The Court did not (technically!) rule on the Commerce Clause at all, and so the arguments of both sides were neither successful nor unsuccessful, merely . . . irrelevant to the Court's restatement of the law's penalties as taxes. Think of it this way: if the Court had never mentioned the Commerce Clause at all, the result would have been the same.
Seems to me the whole case was a big plurality. Did the four liberals talk about the taxing clause? I thought Roberts was the only one who thought it was a tax. Didn't the four liberals say it was a straight up proper use of the commerce clause?
And if the other four conservatives did not join Roberts' musings on the commerce clause, how did they justify voting to strike the law down?
The Volokh Conspiracy has some interesting debates over this.
I've been through the opinion and tallied the votes.
No Justice joined Roberts' opinion on the Commerce Clause, or his opinion that you couldn't get to the Taxing Clause without ruling on the Commerce Clause first. Those are pure dicta.
He got 4 other votes for his opinion on the Taxing Clause allowing the individual mandate. I think there were 7 votes for his opinion on allowing States to opt out of Medicaid expansion, but I could be wrong on that; I didn't really focus on it.
That's it. It basically breaks down as a 5-4 decision on the Taxing Clause, a 7(?)-2 opinion on Medicaid expansion, and a whole lotta one-Justice dicta on the Commerce Clause.
I honestly don't see what there is to debate. Its pretty clear what the votes were. Dissents are never binding precedent, and neither is dicta that not one other Justice joins.
The state of Commerce Clause precedent is completely unchanged by this case.
At this point yes. All there is is wishful thinking that Roberts some day will find a use of government power he doesn't think is a tax.
If You Demand a Good, Progressive Commerce Clause, You Also Get a Bad, Reactionary Commerce Clause
But you're arguing principles here. Which progressive folk insist do not exist, except when they want them to.
(heh-it's so funny when they pretend to be different from religious fundamentalists)
QFT.
Nice to see Mrs. Skeletor is able to get some of teh medicul MaryJane for her condition.
Lee is probably on to something. It's a frustrating analysis from a libertarian standpoint, but probably a better one when held up against political reality.

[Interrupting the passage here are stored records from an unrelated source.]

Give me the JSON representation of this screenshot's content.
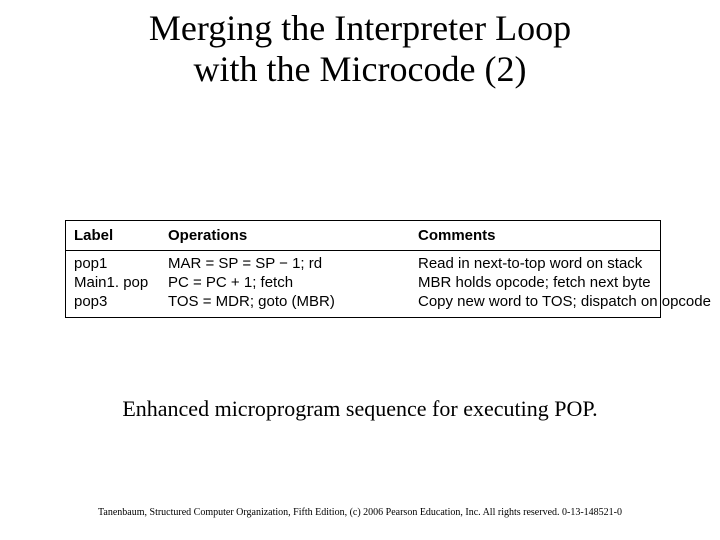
{
  "title_line1": "Merging the Interpreter Loop",
  "title_line2": "with the Microcode (2)",
  "table": {
    "headers": {
      "label": "Label",
      "operations": "Operations",
      "comments": "Comments"
    },
    "rows": [
      {
        "label": "pop1",
        "op": "MAR = SP = SP − 1; rd",
        "comment": "Read in next-to-top word on stack"
      },
      {
        "label": "Main1. pop",
        "op": "PC = PC + 1; fetch",
        "comment": "MBR holds opcode; fetch next byte"
      },
      {
        "label": "pop3",
        "op": "TOS = MDR; goto (MBR)",
        "comment": "Copy new word to TOS; dispatch on opcode"
      }
    ]
  },
  "caption": "Enhanced microprogram sequence for executing POP.",
  "footer": "Tanenbaum, Structured Computer Organization, Fifth Edition, (c) 2006 Pearson Education, Inc. All rights reserved. 0-13-148521-0"
}
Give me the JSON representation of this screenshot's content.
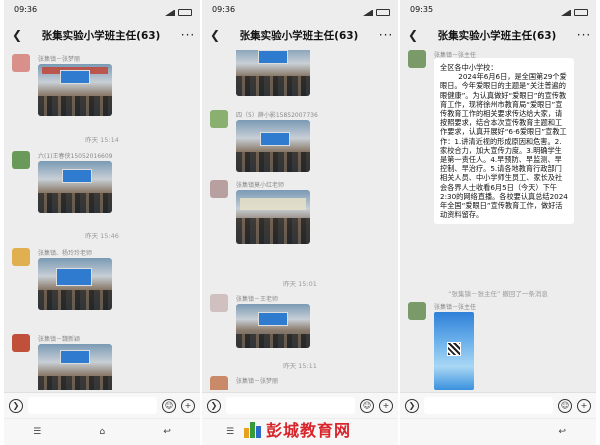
{
  "panels": [
    {
      "status": {
        "time": "09:36"
      },
      "header": {
        "title": "张集实验小学班主任(63)"
      },
      "messages": [
        {
          "sender": "张集镇－张梦丽"
        },
        {
          "timestamp": "昨天 15:14"
        },
        {
          "sender": "六(1)王春侠15052016609"
        },
        {
          "timestamp": "昨天 15:46"
        },
        {
          "sender": "张集镇、杨玲玲老师"
        },
        {
          "sender": "张集镇－魏新颖"
        }
      ]
    },
    {
      "status": {
        "time": "09:36"
      },
      "header": {
        "title": "张集实验小学班主任(63)"
      },
      "messages": [
        {
          "sender": "四（5）薛小影15852007736"
        },
        {
          "sender": "张集镇莫小红老师"
        },
        {
          "timestamp": "昨天 15:01"
        },
        {
          "sender": "张集镇－王老师"
        },
        {
          "timestamp": "昨天 15:11"
        },
        {
          "sender": "张集镇－张梦丽"
        }
      ]
    },
    {
      "status": {
        "time": "09:35"
      },
      "header": {
        "title": "张集实验小学班主任(63)"
      },
      "messages": [
        {
          "sender": "张集镇－张主任"
        },
        {
          "text": "全区各中小学校：\n        2024年6月6日，是全国第29个爱眼日。今年爱眼日的主题是“关注普遍的眼健康”。为认真做好“爱眼日”的宣传教育工作，现将徐州市教育局“爱眼日”宣传教育工作的相关要求传达给大家，请按照要求，结合本次宣传教育主题和工作要求，认真开展好“6·6爱眼日”宣教工作：1.讲清近视的形成原因和危害。2.家校合力，加大宣传力度。3.明确学生是第一责任人。4.早预防、早监测、早控制、早治疗。5.请各地教育行政部门相关人员、中小学师生员工、家长及社会各界人士收看6月5日（今天）下午2:30的网络直播。各校要认真总结2024年全国“爱眼日”宣传教育工作，做好活动资料留存。"
        },
        {
          "recall": "“张集镇－张主任” 撤回了一条消息"
        },
        {
          "sender": "张集镇－张主任"
        }
      ]
    }
  ],
  "watermark": {
    "text": "彭城教育网"
  }
}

Everything in the country is now looked at through the lens of public health. Healthcare is a right. Feeling good is a right. Sound mental health is a right. Everything is banned... unless it's medicine, then it's ok if you leave your fingerprints and your name goes on a list.
That's not her neck, right, it's a scarf she's wearing?
Her? Oh shit.
when I told my liberal wannabe elitist brother about the pot plant NH jury nullification, his reaction was hysteria: "Great, so now murderers are going to get off!"
Ow, my head.
lol what you get is what the highest bidder pays to the lawmakers.